In past posts, I have written about writing understandable models (Simulink and Stateflow.) With this post, I want to address measures of clarity (or it’s inverse complexity.) Note: in this post, I will be focusing specifically on Simulink metrics as contrasted with C based metrics.
Measurements in the C world
So what should be measured and how do you evaluate the measurements? In traditional C based development there multiple metrics such as…
- Lines of code (LOC): A simple measure of overall project “size”.
Note: A sub-metric is lines of code per function (LOC/Func) - Coding standard compliance: A set of guidelines for how code should be formatted and structured (e.g. MISRA)
- Cyclomatic complexity: A measure of the number of logical paths through the program
- Depth of inheritance: A C++ measure of how deep the class definition extends to the “root” class. Can be applied to function call depth as well.
- Reuse: The degree to which code is reused in the project.
Note: a better measure is the degree of reuse across projects but this is more difficult to capture with automated tools. - Coupling/Cohesion: Measures of the direct dependencies of modules on other modules. Lose coupling supports modular programming
- Much more… : A list of some additional code metrics can be found here: Software Metrics : Wikipedia
Model-Based Design metrics
Within the Model-Based Design world, there are both direct and analogous metrics of the C-based versions.

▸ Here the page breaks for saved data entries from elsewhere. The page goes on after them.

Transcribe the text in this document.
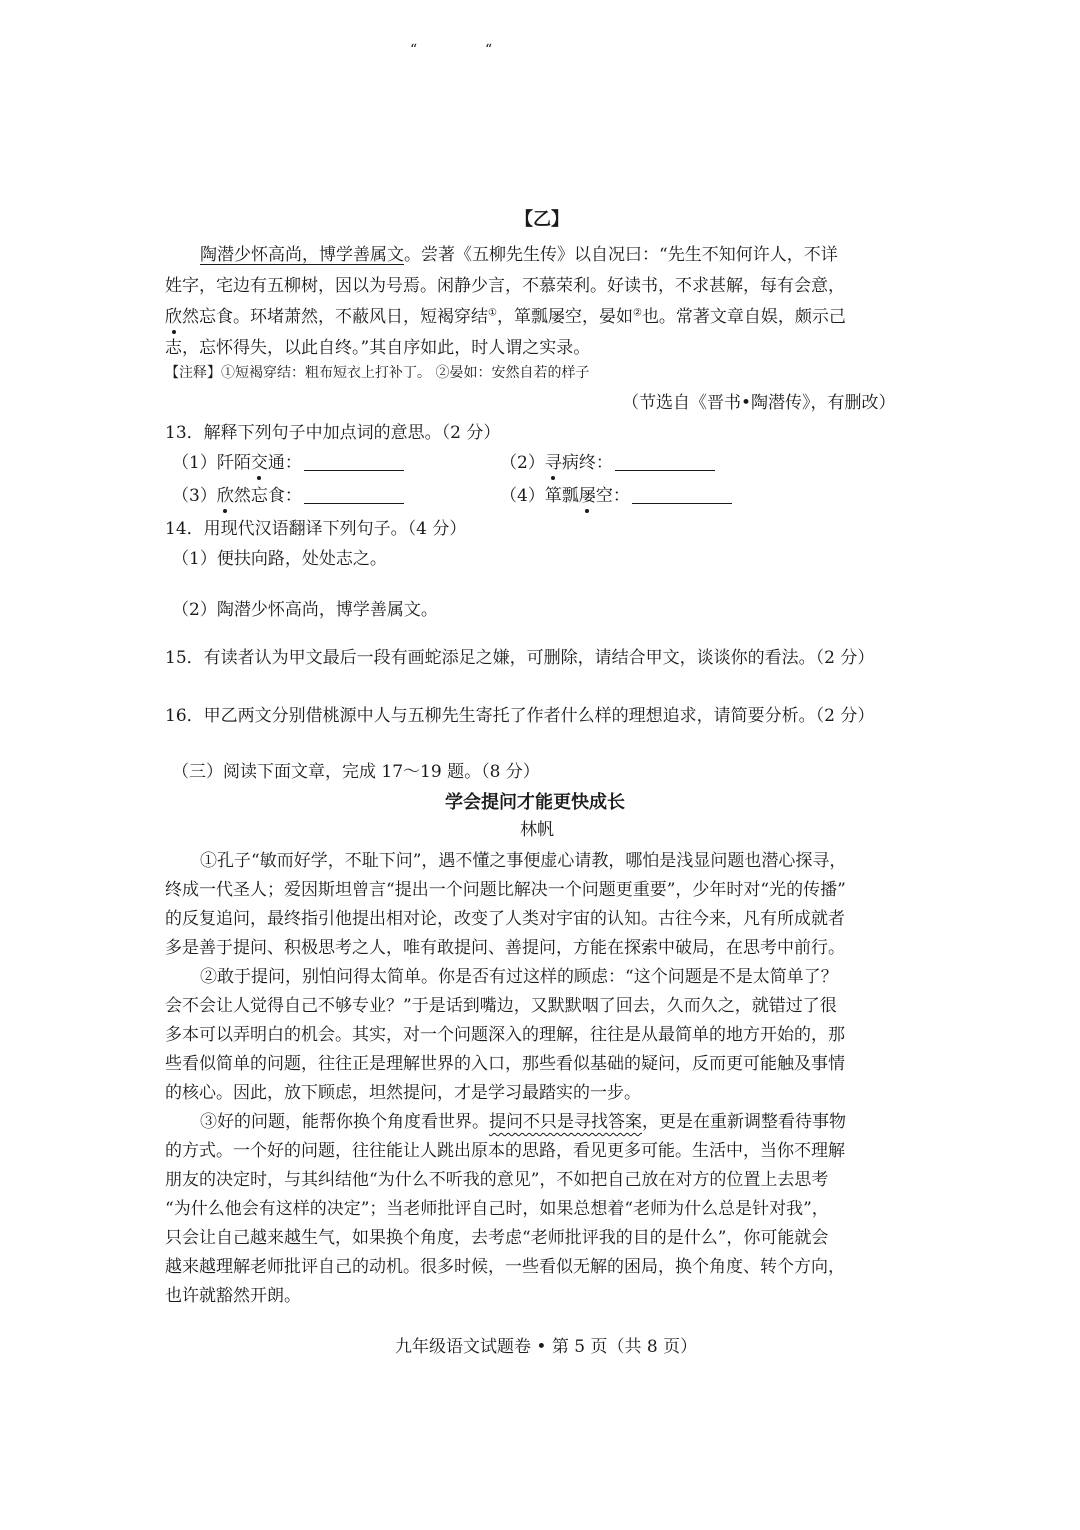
“	“
【乙】
陶潜少怀高尚，博学善属文。尝著《五柳先生传》以自况曰：“先生不知何许人，不详
姓字，宅边有五柳树，因以为号焉。闲静少言，不慕荣利。好读书，不求甚解，每有会意，
欣然忘食。环堵萧然，不蔽风日，短褐穿结①，箪瓢屡空，晏如②也。常著文章自娱，颇示己
志，忘怀得失，以此自终。”其自序如此，时人谓之实录。
【注释】①短褐穿结：粗布短衣上打补丁。 ②晏如：安然自若的样子
（节选自《晋书•陶潜传》，有删改）
13．解释下列句子中加点词的意思。（2 分）
（1）阡陌交通：	（2）寻病终：
（3）欣然忘食：	（4）箪瓢屡空：
14．用现代汉语翻译下列句子。（4 分）
（1）便扶向路，处处志之。
（2）陶潜少怀高尚，博学善属文。
15．有读者认为甲文最后一段有画蛇添足之嫌，可删除，请结合甲文，谈谈你的看法。（2 分）
16．甲乙两文分别借桃源中人与五柳先生寄托了作者什么样的理想追求，请简要分析。（2 分）
（三）阅读下面文章，完成 17～19 题。（8 分）
学会提问才能更快成长
林帆
①孔子“敏而好学，不耻下问”，遇不懂之事便虚心请教，哪怕是浅显问题也潜心探寻，
终成一代圣人；爱因斯坦曾言“提出一个问题比解决一个问题更重要”，少年时对“光的传播”
的反复追问，最终指引他提出相对论，改变了人类对宇宙的认知。古往今来，凡有所成就者
多是善于提问、积极思考之人，唯有敢提问、善提问，方能在探索中破局，在思考中前行。
②敢于提问，别怕问得太简单。你是否有过这样的顾虑：“这个问题是不是太简单了？
会不会让人觉得自己不够专业？”于是话到嘴边，又默默咽了回去，久而久之，就错过了很
多本可以弄明白的机会。其实，对一个问题深入的理解，往往是从最简单的地方开始的，那
些看似简单的问题，往往正是理解世界的入口，那些看似基础的疑问，反而更可能触及事情
的核心。因此，放下顾虑，坦然提问，才是学习最踏实的一步。
③好的问题，能帮你换个角度看世界。提问不只是寻找答案，更是在重新调整看待事物
的方式。一个好的问题，往往能让人跳出原本的思路，看见更多可能。生活中，当你不理解
朋友的决定时，与其纠结他“为什么不听我的意见”，不如把自己放在对方的位置上去思考
“为什么他会有这样的决定”；当老师批评自己时，如果总想着“老师为什么总是针对我”，
只会让自己越来越生气，如果换个角度，去考虑“老师批评我的目的是什么”，你可能就会
越来越理解老师批评自己的动机。很多时候，一些看似无解的困局，换个角度、转个方向，
也许就豁然开朗。
九年级语文试题卷 • 第 5 页（共 8 页）
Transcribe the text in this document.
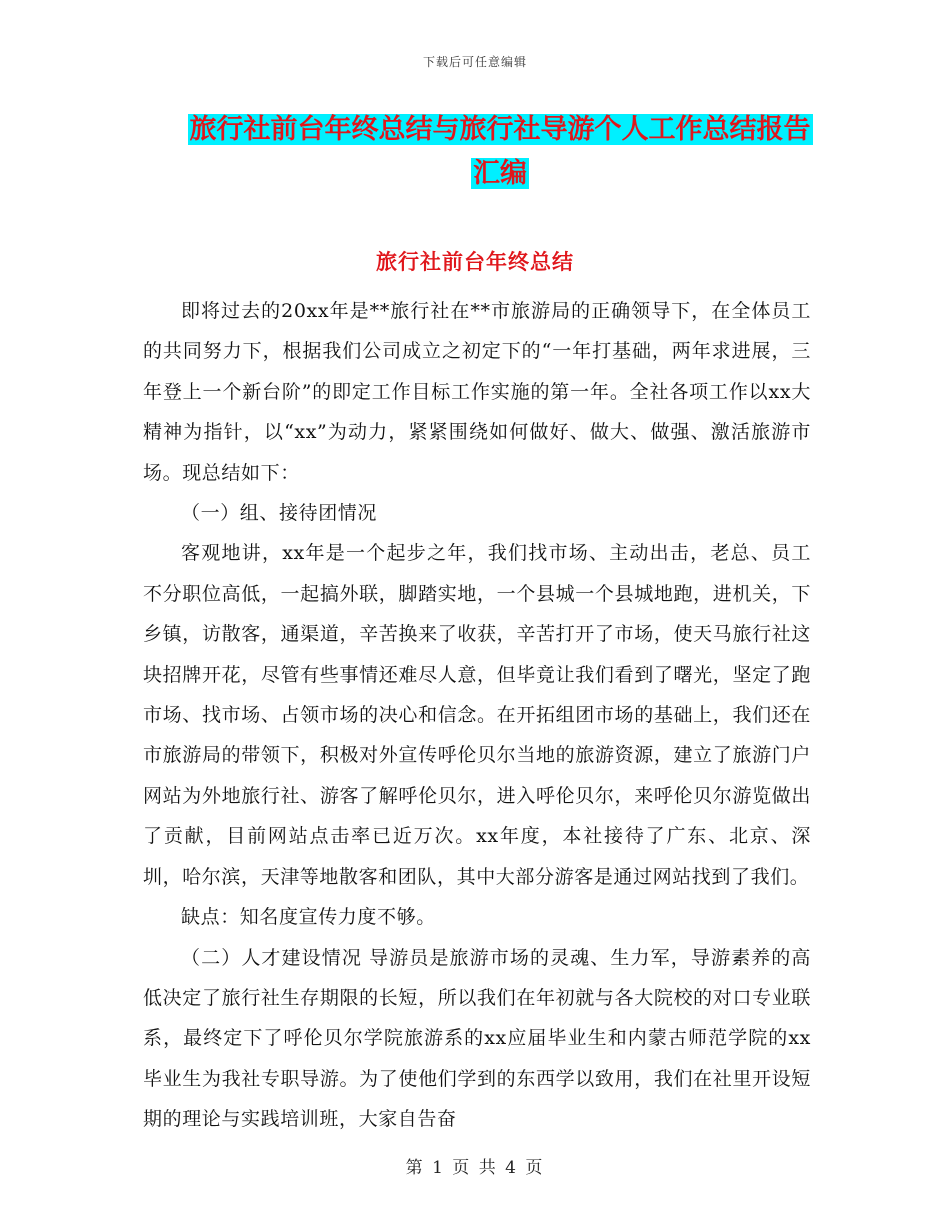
下载后可任意编辑
旅行社前台年终总结与旅行社导游个人工作总结报告
汇编
旅行社前台年终总结

即将过去的20xx年是**旅行社在**市旅游局的正确领导下，在全体员工的共同努力下，根据我们公司成立之初定下的“一年打基础，两年求进展，三年登上一个新台阶”的即定工作目标工作实施的第一年。全社各项工作以xx大精神为指针，以“xx”为动力，紧紧围绕如何做好、做大、做强、激活旅游市场。现总结如下：

（一）组、接待团情况

客观地讲，xx年是一个起步之年，我们找市场、主动出击，老总、员工不分职位高低，一起搞外联，脚踏实地，一个县城一个县城地跑，进机关，下乡镇，访散客，通渠道，辛苦换来了收获，辛苦打开了市场，使天马旅行社这块招牌开花，尽管有些事情还难尽人意，但毕竟让我们看到了曙光，坚定了跑市场、找市场、占领市场的决心和信念。在开拓组团市场的基础上，我们还在市旅游局的带领下，积极对外宣传呼伦贝尔当地的旅游资源，建立了旅游门户网站为外地旅行社、游客了解呼伦贝尔，进入呼伦贝尔，来呼伦贝尔游览做出了贡献，目前网站点击率已近万次。xx年度，本社接待了广东、北京、深圳，哈尔滨，天津等地散客和团队，其中大部分游客是通过网站找到了我们。

缺点：知名度宣传力度不够。

（二）人才建设情况 导游员是旅游市场的灵魂、生力军，导游素养的高低决定了旅行社生存期限的长短，所以我们在年初就与各大院校的对口专业联系，最终定下了呼伦贝尔学院旅游系的xx应届毕业生和内蒙古师范学院的xx毕业生为我社专职导游。为了使他们学到的东西学以致用，我们在社里开设短期的理论与实践培训班，大家自告奋

第 1 页 共 4 页
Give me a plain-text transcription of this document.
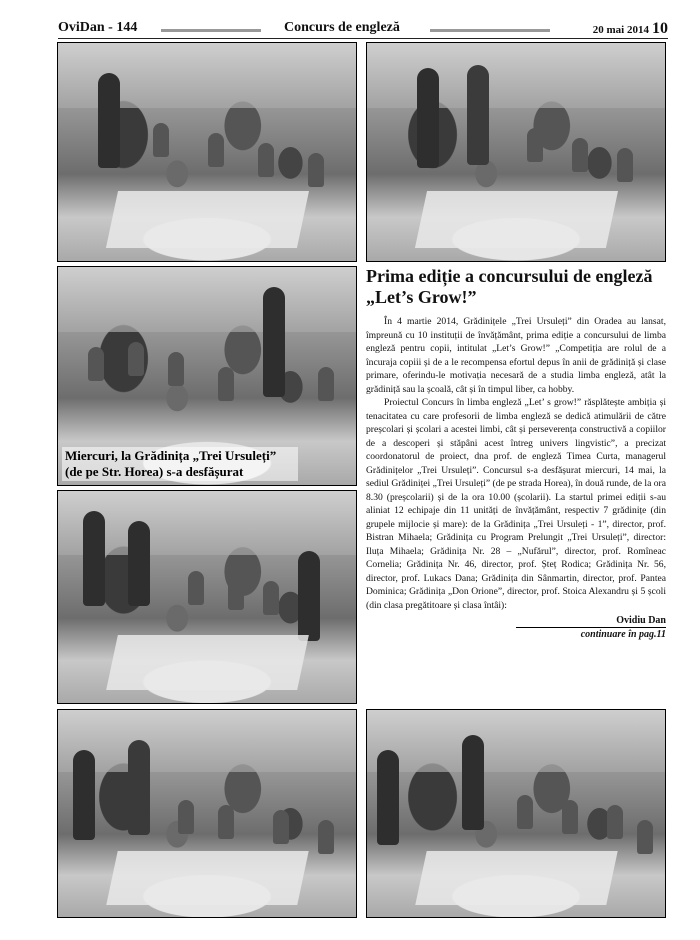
OviDan - 144	Concurs de engleză	20 mai 2014 10
Miercuri, la Grădinița „Trei Ursuleți” (de pe Str. Horea) s-a desfășurat
Prima ediție a concursului de engleză „Let’s Grow!”

În 4 martie 2014, Grădinițele „Trei Ursuleți” din Oradea au lansat, împreună cu 10 instituții de învățământ, prima ediție a concursului de limba engleză pentru copii, intitulat „Let’s Grow!” „Competiția are rolul de a încuraja copiii și de a le recompensa efortul depus în anii de grădiniță și clase primare, oferindu-le motivația necesară de a studia limba engleză, atât la grădiniță sau la școală, cât și în timpul liber, ca hobby.

Proiectul Concurs în limba engleză „Let’ s grow!” răsplătește ambiția și tenacitatea cu care profesorii de limba engleză se dedică atimulării de către preșcolari și școlari a acestei limbi, cât și perseverența constructivă a copiilor de a descoperi și stăpâni acest întreg univers lingvistic”, a precizat coordonatorul de proiect, dna prof. de engleză Timea Curta, managerul Grădinițelor „Trei Ursuleți”. Concursul s-a desfășurat miercuri, 14 mai, la sediul Grădiniței „Trei Ursuleți” (de pe strada Horea), în două runde, de la ora 8.30 (preșcolarii) și de la ora 10.00 (școlarii). La startul primei ediții s-au aliniat 12 echipaje din 11 unități de învățământ, respectiv 7 grădinițe (din grupele mijlocie și mare): de la Grădinița „Trei Ursuleți - 1”, director, prof. Bistran Mihaela; Grădinița cu Program Prelungit „Trei Ursuleți”, director: Iluța Mihaela; Grădinița Nr. 28 – „Nufărul”, director, prof. Romîneac Cornelia; Grădinița Nr. 46, director, prof. Șteț Rodica; Grădinița Nr. 56, director, prof. Lukacs Dana; Grădinița din Sânmartin, director, prof. Pantea Dominica; Grădinița „Don Orione”, director, prof. Stoica Alexandru și 5 școli (din clasa pregătitoare și clasa întâi):

Ovidiu Dan
continuare în pag.11
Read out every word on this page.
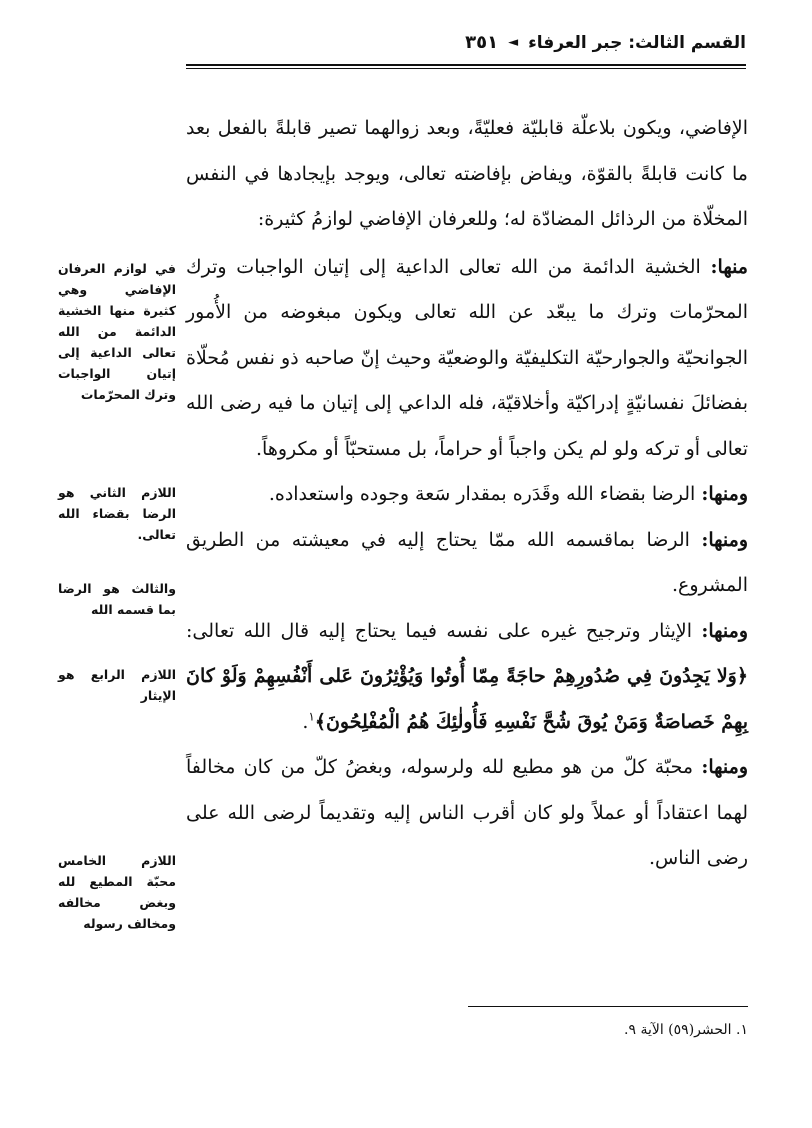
القسم الثالث: جبر العرفاء
◄
٣٥١

الإفاضي، ويكون بلاعلّة قابليّة فعليّةً، وبعد زوالهما تصير قابلةً بالفعل بعد ما كانت قابلةً بالقوّة، ويفاض بإفاضته تعالى، ويوجد بإيجادها في النفس المخلّاة من الرذائل المضادّة له؛ وللعرفان الإفاضي لوازمُ كثيرة:

منها: الخشية الدائمة من الله تعالى الداعية إلى إتيان الواجبات وترك المحرّمات وترك ما يبعّد عن الله تعالى ويكون مبغوضه من الأُمور الجوانحيّة والجوارحيّة التكليفيّة والوضعيّة وحيث إنّ صاحبه ذو نفس مُحلّاة بفضائلَ نفسانيّةٍ إدراكيّة وأخلاقيّة، فله الداعي إلى إتيان ما فيه رضى الله تعالى أو تركه ولو لم يكن واجباً أو حراماً، بل مستحبّاً أو مكروهاً.

ومنها: الرضا بقضاء الله وقَدَره بمقدار سَعة وجوده واستعداده.

ومنها: الرضا بماقسمه الله ممّا يحتاج إليه في معيشته من الطريق المشروع.

ومنها: الإيثار وترجيح غيره على نفسه فيما يحتاج إليه قال الله تعالى: ﴿وَلا يَجِدُونَ فِي صُدُورِهِمْ حاجَةً مِمّا أُوتُوا وَيُؤْثِرُونَ عَلى أَنْفُسِهِمْ وَلَوْ كانَ بِهِمْ خَصاصَةٌ وَمَنْ يُوقَ شُحَّ نَفْسِهِ فَأُولٰئِكَ هُمُ الْمُفْلِحُونَ﴾$^١$.

ومنها: محبّة كلّ من هو مطيع لله ولرسوله، وبغضُ كلّ من كان مخالفاً لهما اعتقاداً أو عملاً ولو كان أقرب الناس إليه وتقديماً لرضى الله على رضى الناس.

في لوازم العرفان الإفاضي وهي كثيرة منها الخشية الدائمة من الله تعالى الداعية إلى إتيان الواجبات وترك المحرّمات
اللازم الثاني هو الرضا بقضاء الله تعالى.
والثالث هو الرضا بما قسمه الله
اللازم الرابع هو الإيثار
اللازم الخامس محبّة المطيع لله وبغض مخالفه ومخالف رسوله
١. الحشر(٥٩) الآية ٩.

- Total block count (TBC): The total block count maps onto the LOC metric. Likewise, a Blocks per Atomic Subsystem can be compared to the LOC/Function metric.
- Guideline compliance: Modeling guidelines, such as the MAAB, map on to C based guidelines.
- Model complexity: Maps onto cyclomatic complexity. It should be noted that the model complexity and cyclomatic complexity of the generated code will be close but not exact.
- Subsystem/reference depth: A measure of how many layers of hierarchy exist in the model
- Reuse: The use of libraries and referenced models that can directly
- Coupling: Simulink models do not have an analogous metric for coupling. By their nature, they are atomic units without coupling.
- Much more….
Evaluating measurements
There is no such thing as a perfect model or perfect bit of C code. In the end, all of the metrics above are measured against pass/fail thresholds. For example, common thresholds for the Model Metrics include
- Blocks per atomic subsystem < 50
- Guideline compliance > 90%
Note: with some guidelines that must be passed regardless of percentage - …
Measuring the model
With Models, as with text-based development environments, there are a variety of tools for collecting metrics. Within the Simulink environment, it is possible to write stand-alone scripts to automate this process or use the Model Metrics tool to automatically collect this information.